# How do you graph f(x)=(x^2+3x+2)/(-3x-12) using holes, vertical and horizontal asymptotes, x and y intercepts?

Jul 9, 2018

Below

#### Explanation:

$f \left(x\right) = \frac{{x}^{2} + 3 x + 2}{- 3 x - 12}$

Using long division, we can rearrange the polynomial
$f \left(x\right) = \frac{\left(- 3 x - 12\right) \left(- \frac{1}{3} x - \frac{1}{3}\right) - 2}{- 3 x - 12}$

$f \left(x\right) = - \frac{1}{3} x - \frac{1}{3} - \frac{2}{- 3 x - 12}$

This means that your oblique asymptote is $y = - \frac{1}{3} x - \frac{1}{3}$ which can be found by figuring out what happens when x approaches 0 and your horizontal asymptote is $x = - 4$ after solving $- 3 x - 12 = 0$ since your denominator cannot equal to 0.

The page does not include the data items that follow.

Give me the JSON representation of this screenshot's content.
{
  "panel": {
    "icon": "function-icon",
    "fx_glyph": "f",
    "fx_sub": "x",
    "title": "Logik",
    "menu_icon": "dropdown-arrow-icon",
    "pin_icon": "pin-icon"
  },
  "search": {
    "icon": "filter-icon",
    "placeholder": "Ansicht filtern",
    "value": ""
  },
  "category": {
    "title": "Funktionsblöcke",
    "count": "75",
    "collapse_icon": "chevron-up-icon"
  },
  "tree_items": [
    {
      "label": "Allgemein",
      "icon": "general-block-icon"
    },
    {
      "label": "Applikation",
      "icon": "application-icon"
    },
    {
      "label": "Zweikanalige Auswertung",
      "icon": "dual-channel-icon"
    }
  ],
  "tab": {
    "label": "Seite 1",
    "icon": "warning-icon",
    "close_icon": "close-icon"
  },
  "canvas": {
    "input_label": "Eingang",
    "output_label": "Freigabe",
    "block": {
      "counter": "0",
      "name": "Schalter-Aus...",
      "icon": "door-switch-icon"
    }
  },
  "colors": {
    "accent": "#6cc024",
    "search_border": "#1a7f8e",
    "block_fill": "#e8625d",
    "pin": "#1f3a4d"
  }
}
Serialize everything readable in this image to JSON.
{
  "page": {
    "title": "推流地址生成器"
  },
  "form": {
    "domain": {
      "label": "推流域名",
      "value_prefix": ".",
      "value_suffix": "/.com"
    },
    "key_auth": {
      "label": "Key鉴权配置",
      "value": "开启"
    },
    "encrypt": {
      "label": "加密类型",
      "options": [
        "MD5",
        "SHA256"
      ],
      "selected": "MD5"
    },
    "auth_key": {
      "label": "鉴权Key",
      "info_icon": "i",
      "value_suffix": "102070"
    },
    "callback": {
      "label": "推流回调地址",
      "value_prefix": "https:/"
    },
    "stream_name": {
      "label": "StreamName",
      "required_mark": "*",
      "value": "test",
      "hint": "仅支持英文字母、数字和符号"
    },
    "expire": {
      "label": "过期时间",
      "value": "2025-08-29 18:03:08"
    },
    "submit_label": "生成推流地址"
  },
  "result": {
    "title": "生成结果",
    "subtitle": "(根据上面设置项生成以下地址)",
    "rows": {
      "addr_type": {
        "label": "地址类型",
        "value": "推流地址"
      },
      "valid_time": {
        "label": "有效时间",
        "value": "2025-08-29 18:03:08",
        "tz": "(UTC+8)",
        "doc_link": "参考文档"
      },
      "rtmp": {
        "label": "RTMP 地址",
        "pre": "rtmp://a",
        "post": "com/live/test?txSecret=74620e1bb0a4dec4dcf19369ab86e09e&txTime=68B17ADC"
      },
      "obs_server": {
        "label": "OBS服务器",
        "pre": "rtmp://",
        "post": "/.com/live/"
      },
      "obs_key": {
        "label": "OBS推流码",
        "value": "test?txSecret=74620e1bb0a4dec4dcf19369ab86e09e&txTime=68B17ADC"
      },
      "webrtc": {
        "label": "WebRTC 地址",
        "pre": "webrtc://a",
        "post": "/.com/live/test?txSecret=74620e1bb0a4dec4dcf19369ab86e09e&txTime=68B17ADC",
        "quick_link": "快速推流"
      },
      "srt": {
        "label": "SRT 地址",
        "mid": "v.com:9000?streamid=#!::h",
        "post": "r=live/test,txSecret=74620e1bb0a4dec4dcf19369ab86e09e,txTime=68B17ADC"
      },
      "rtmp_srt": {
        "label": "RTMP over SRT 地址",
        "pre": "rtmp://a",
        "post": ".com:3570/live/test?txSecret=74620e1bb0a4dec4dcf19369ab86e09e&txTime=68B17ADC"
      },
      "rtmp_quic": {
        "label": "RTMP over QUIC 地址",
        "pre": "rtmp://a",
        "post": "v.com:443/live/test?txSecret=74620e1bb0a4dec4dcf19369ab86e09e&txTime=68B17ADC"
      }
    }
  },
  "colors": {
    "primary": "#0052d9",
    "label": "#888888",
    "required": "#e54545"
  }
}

To figure out your x and y intercepts, we let $y = 0$ and $x = 0$ respectively.

When $x = 0$, $y = - \frac{1}{6}$ so your y-intercept is $\left(0 , - \frac{1}{6}\right)$
When $y = 0$, $x = - 2$ and $x = - 1$ so your x-intercepts are $\left(- 2 , 0\right)$ and $\left(- 1 , 0\right)$

graph{(x^2+3x+2)/(-3x-12) [-10, 10, -5, 5]}
Above is the graph